3) submit_probe_search
User-executed script to submit a number of jobs to the compute farm to be
utilised, wrapping the underying LSF system 

4) run_probe_search
The 'runnable' script used by the nodes of the compute farm to fetch putative
probes from the database, search them against the genome (specified in the
config file for create_probe_search) and store the results back for later
analysis

5) analyse_probe_search
Used to analyse the results from the all the genome searches, determining
which of the putative probes exceed the minimum acceptable criteria for a
Southern blot probe. Results are outputting as static html, including a
graphic representation of 'unique', 'good' and 'bad' regions in the
previously specified probe design window.

Also picks primers with Primer3 for recovery of the putative probes.

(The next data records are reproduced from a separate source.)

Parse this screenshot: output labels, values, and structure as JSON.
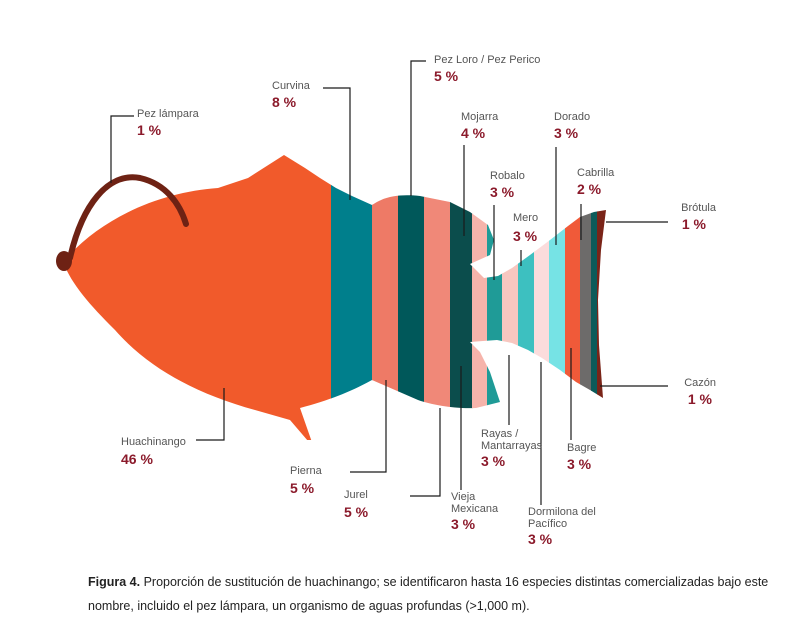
{
  "chart_data": {
    "type": "pictorial-stacked",
    "title": "Proporción de sustitución de huachinango",
    "unit": "%",
    "segments": [
      {
        "name": "Huachinango",
        "value": 46,
        "pct_label": "46 %",
        "color": "#f15a2b"
      },
      {
        "name": "Curvina",
        "value": 8,
        "pct_label": "8 %",
        "color": "#007f8c"
      },
      {
        "name": "Pierna",
        "value": 5,
        "pct_label": "5 %",
        "color": "#ee7a66"
      },
      {
        "name": "Pez Loro / Pez Perico",
        "value": 5,
        "pct_label": "5 %",
        "color": "#00585a"
      },
      {
        "name": "Jurel",
        "value": 5,
        "pct_label": "5 %",
        "color": "#f08878"
      },
      {
        "name": "Mojarra",
        "value": 4,
        "pct_label": "4 %",
        "color": "#0b4d4c"
      },
      {
        "name": "Vieja Mexicana",
        "value": 3,
        "pct_label": "3 %",
        "color": "#f6b4ab"
      },
      {
        "name": "Robalo",
        "value": 3,
        "pct_label": "3 %",
        "color": "#1f9b97"
      },
      {
        "name": "Rayas / Mantarrayas",
        "value": 3,
        "pct_label": "3 %",
        "color": "#f7c7c0"
      },
      {
        "name": "Mero",
        "value": 3,
        "pct_label": "3 %",
        "color": "#3dc0c0"
      },
      {
        "name": "Dormilona del Pacífico",
        "value": 3,
        "pct_label": "3 %",
        "color": "#fbdcdc"
      },
      {
        "name": "Dorado",
        "value": 3,
        "pct_label": "3 %",
        "color": "#76e3e5"
      },
      {
        "name": "Bagre",
        "value": 3,
        "pct_label": "3 %",
        "color": "#f05a39"
      },
      {
        "name": "Cabrilla",
        "value": 2,
        "pct_label": "2 %",
        "color": "#6d6b6a"
      },
      {
        "name": "Brótula",
        "value": 1,
        "pct_label": "1 %",
        "color": "#0c5b5a"
      },
      {
        "name": "Cazón",
        "value": 1,
        "pct_label": "1 %",
        "color": "#7a2418"
      }
    ],
    "extra_label": {
      "name": "Pez lámpara",
      "value": 1,
      "pct_label": "1 %",
      "color": "#6e2214"
    }
  },
  "caption": {
    "figure_label": "Figura 4.",
    "text": "Proporción de sustitución de huachinango; se identificaron hasta 16 especies distintas comercializadas bajo este nombre, incluido el pez lámpara, un organismo de aguas profundas (>1,000 m)."
  }
}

6) get_probe_search_cpu_time
Calculates the total time taken for the execution of all the jobs making up
the Southern blot probe search. Does this by parsing the output files written
by LSF

7) delete_job_results
Deletes the results from the database of a job - presumably which are
erroneous due to a system failure.

8) delete_probe_search
Deletes the whole probe design from the database, when it is no longer needed
or possibly the coorinates were specified incorrectly.


D. Performance
--------------

Results seem favourable when compared to a number of manually-designed probes
(see the paper) that have been used successfully by Genes to Cognition
research programme at the Wellcome Trust Sanger Institute.

Experimentally validation has been performed on a set of the probes
automatically designed by the software (see the paper).


E. Available documentation
--------------------------

All the scripts making up the Southern blot probe design system contain
POD documentation detailing their use and command line parameters.
Should the scripts be run with an invalid parameter combination then the
documentation is automatically displayed in order to guide the user.

The configuration files for each of the scripts (present in the conf
directory of the package) are commented as to the function and meaning of
their various sections and options.

The GeneTargeting API modules utilised for Southern blot design are
documented with POD which can be displayed with 'perldoc Module_name.pm'
or perldoc classname, such as  perldoc GeneTargeting::Utils::Exonerate

Other documentation files include

southern_blot_design/docs/
    southern_blot_probe_design.txt          (this file)    
    example_run.txt
    example_run_output/			    


F. Package directory structure
------------------------------

GeneTargeting/
    conf/                           example programme config files
    docs/                           documentation
    modules/                        
        GeneTargeting/
            DBEntry/                
            DBSQL/
            Utils/
    scripts/                        deployed scripts
        run/                        runner scripts started by pipeline

G. Environment variables
------------------------

GeneTargetingConfDir - full path to the conf directory
GeneTargetingBaseDir - full path to the southern_blot_design directory


H. Program configuration files
------------------------------

Each of the five programmes requires a windows-style .ini configuration file.
These should be stored in the directory pointed to by the environment
variable GeneTargetingConfDir.

Sections of the supplied .ini configuration files group related
configuration options, and are commented.


I. Perl modules required
------------------------

    name                        version tested              
    ----                        --------------              

    Bio                         1.5.0
    Bio::Ensembl                branch 32
    Bio::Tools::Run             1.4
    Config::IniFiles            2.38
    DBI                         1.32
    GD                          2.17

Note other modules may be required by the above modules, please see their
documentation should "Can't locate Module.pm" errors arise.


J. Other applications required
------------------------------

exonerate                       exonerate-1.0.0
primer3                         primer3_1.0.0
LSF                             5.1 from Platform Computing Corp.